At least here in the States, I think by the time Dalton's tenure came around, the 007 franchise was being diluted by other "sequel" franchises like Die Hard, Lethal Weapon, Indiana Jones, and whatever the "next" Arnold S. movie was that was coming out. Certainly by 1989, LTK was just "another" installment of another sequel-driven franchise. I recall, back in college, waiting tables at a national chain-restaurant and seeing beer coasters (or something like them) advertising some kind of "Win a free ticket" screening to LTK. Of course, as a Bond fan back then, I was glad to see the promotion....but upon reflection, I have to think that the 'casual' fan looked at such a promotion gimmick as "Oh, how the mighty have sunk!" or just generally viewed it as a crass, desperate advertising scheme.
And that's a shame because Dalton was wonderful in the role. Of course, I've voiced my (admittedly nitpicky) criticisms of his two films, but they are both very worthy entries into the 007 catalogue.

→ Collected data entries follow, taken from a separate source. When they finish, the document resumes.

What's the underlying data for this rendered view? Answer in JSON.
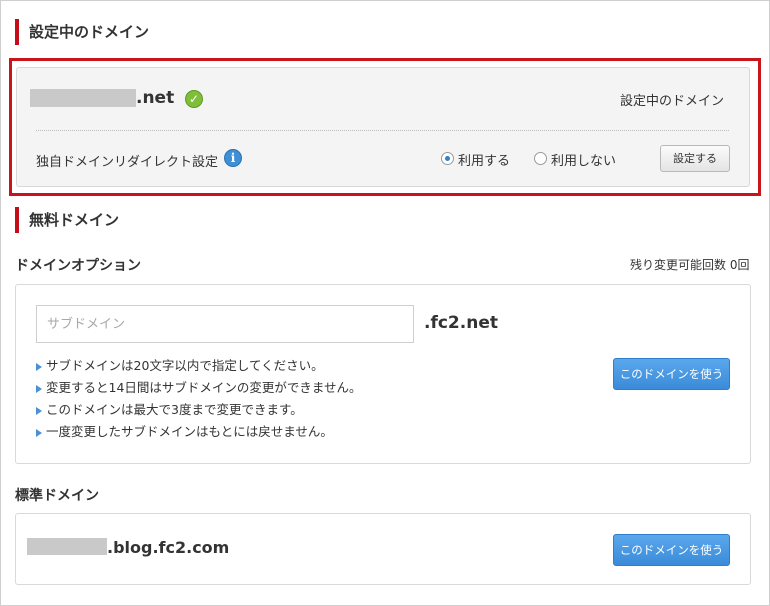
{
  "current_section": {
    "title": "設定中のドメイン",
    "domain_suffix": ".net",
    "status_text": "設定中のドメイン",
    "redirect_label": "独自ドメインリダイレクト設定",
    "radio_use_label": "利用する",
    "radio_not_use_label": "利用しない",
    "radio_selected": "利用する",
    "set_button_label": "設定する"
  },
  "free_section": {
    "title": "無料ドメイン",
    "option_heading": "ドメインオプション",
    "remaining_changes": "残り変更可能回数 0回",
    "input_placeholder": "サブドメイン",
    "input_value": "",
    "domain_suffix": ".fc2.net",
    "notes": [
      "サブドメインは20文字以内で指定してください。",
      "変更すると14日間はサブドメインの変更ができません。",
      "このドメインは最大で3度まで変更できます。",
      "一度変更したサブドメインはもとには戻せません。"
    ],
    "use_button_label": "このドメインを使う"
  },
  "standard_section": {
    "heading": "標準ドメイン",
    "domain_suffix": ".blog.fc2.com",
    "use_button_label": "このドメインを使う"
  },
  "colors": {
    "accent_red": "#c40d19",
    "button_blue": "#3a8bd9",
    "check_green": "#7fbe3a",
    "info_blue": "#3e8fd6"
  }
}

Dalton sold me on him being Bond the minute he had 'words' with Saunders during Koskov's "defection." If that didn't sell me, the scene where he ambushes Pushkin in the general's hotel room certainly did. I think the last third (Afghanistan scenes) of the film falls prey to the "action upon action scenes" motif that was popular back then, and which made the " climax" inside Whitaker's battle room seem all the more anti-climatic.
As for LTK - despite my earlier criticisms of it totally wasting such a wonderful 'visual' opportunity of the Florida Keys, I do like the "twist" of Bond going rogue. On top of that, the fact he's not doing it because of some self-contained, contrived reason created just for the film, but doing it to revenge his best friend Felix, was not lost on (at least) me. (Good for you 007! And a heartfelt "FU!" to you, M!) Although the movie falls apart in the later half with such silliness as Wayne Newton as Professor Joe (not to mention the last-minute addition of Truman-Lodge and Heller just to create a "will they turn against the villain?" plot-points that seems to be a homage to the "convenient last-minute twist" elements that were prevalent in the Gardner novels at the time), I've always loved the brief scene during the runway gunfight in the PTS where Dalton just sort of "emerges" from the ground (it's seconds before he checks on Lupe's safety), the reaction of Krest while watching 007 slash through his cocaine shipment, as well as 007's "last second" escape from his underwater attackers. Not to mention the (minor) continuity "nod" of David Hedison playing Felix after all those years certainly didn't hurt, especially given the Felix-inspired 'revenge' plot.